After such an emotional ride one would expect the gold medal from Rio to be sitting pretty in a cabinet at McGrath’s home on the Gold Coast, but that is far the truth.
“I’ve donated it to the Australian war memorial. The medal was just collecting dust and I wasn’t giving it justice. A lot of people ask me about it and I say you can see it at the Memorial. It was a way for everyone to see it and hear about my story and I’m grateful that everyone can see it.”
McGrath’s tale is about heroism, bravery, and perseverance.
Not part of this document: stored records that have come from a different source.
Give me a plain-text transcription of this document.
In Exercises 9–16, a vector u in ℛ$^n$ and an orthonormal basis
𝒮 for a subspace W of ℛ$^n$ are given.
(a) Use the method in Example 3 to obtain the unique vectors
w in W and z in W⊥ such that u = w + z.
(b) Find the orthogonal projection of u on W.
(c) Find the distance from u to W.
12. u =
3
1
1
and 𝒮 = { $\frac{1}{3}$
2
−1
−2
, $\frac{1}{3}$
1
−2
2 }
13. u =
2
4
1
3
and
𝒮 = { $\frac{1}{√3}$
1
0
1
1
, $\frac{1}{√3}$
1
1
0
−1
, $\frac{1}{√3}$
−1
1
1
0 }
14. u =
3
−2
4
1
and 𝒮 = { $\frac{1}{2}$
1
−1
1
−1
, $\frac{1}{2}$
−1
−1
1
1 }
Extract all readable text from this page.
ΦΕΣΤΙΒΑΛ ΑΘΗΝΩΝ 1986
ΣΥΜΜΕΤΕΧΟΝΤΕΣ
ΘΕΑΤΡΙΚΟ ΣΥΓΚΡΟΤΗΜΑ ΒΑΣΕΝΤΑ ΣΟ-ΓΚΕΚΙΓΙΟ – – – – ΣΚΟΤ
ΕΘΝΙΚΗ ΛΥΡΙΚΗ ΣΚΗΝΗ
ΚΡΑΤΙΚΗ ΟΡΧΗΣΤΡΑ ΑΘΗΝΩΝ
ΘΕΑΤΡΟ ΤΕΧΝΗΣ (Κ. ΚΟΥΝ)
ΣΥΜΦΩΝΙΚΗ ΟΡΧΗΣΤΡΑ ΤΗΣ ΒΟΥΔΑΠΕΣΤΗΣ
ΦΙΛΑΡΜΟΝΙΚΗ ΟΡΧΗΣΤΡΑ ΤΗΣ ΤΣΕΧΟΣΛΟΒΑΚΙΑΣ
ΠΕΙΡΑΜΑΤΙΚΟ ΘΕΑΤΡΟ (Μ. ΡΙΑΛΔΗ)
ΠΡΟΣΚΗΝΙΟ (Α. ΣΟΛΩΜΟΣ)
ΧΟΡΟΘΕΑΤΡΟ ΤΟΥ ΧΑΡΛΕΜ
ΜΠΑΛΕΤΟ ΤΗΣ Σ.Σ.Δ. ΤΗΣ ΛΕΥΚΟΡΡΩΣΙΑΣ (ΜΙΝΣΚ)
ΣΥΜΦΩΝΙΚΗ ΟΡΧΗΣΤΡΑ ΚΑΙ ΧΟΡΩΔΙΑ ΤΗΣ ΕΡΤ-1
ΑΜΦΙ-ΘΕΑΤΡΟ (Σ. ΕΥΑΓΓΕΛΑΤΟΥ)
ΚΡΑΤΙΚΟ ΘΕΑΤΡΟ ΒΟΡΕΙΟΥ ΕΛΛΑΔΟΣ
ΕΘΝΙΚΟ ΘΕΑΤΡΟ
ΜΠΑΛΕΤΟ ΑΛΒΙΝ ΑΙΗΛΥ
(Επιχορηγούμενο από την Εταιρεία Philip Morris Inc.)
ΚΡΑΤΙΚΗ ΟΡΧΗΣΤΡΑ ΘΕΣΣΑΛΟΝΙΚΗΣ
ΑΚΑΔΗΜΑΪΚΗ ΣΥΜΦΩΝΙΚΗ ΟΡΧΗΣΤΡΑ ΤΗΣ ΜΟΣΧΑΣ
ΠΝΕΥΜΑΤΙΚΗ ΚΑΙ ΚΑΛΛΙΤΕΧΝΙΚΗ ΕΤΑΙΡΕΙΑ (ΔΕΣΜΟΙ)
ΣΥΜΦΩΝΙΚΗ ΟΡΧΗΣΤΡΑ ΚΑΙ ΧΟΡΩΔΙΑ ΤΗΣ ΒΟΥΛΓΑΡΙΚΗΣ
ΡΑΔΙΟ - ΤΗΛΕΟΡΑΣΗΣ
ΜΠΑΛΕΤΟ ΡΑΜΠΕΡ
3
Over the past few years, McGrath has had the opportunity to interact and share his story with sporting icons and even members of the Royal family.
“I’ve met Prince Harry a couple of times and I’m probably the only guy to greet him as a bro,” recalls McGrath with a laugh.
For now, however, McGrath has his eyes fixed on Tokyo 2020. He knows the competition will be tougher, but he has had the luxury of visiting the race track in September 2019.
“It is slightly different to Rio, in the sense, the course is in a slightly remote location and it can get tricky if the wind picks up,” informs McGrath.
So what is McGrath’s motto to claiming back to back gold? “My strength is definitely in my finish. I often come from behind and as much as it stresses people out, I know where my strengths are and it’s important I run my own race and not get caught up with other people’s races. If I can do that, then hopefully I can be on the podium again,” asserts McGrath.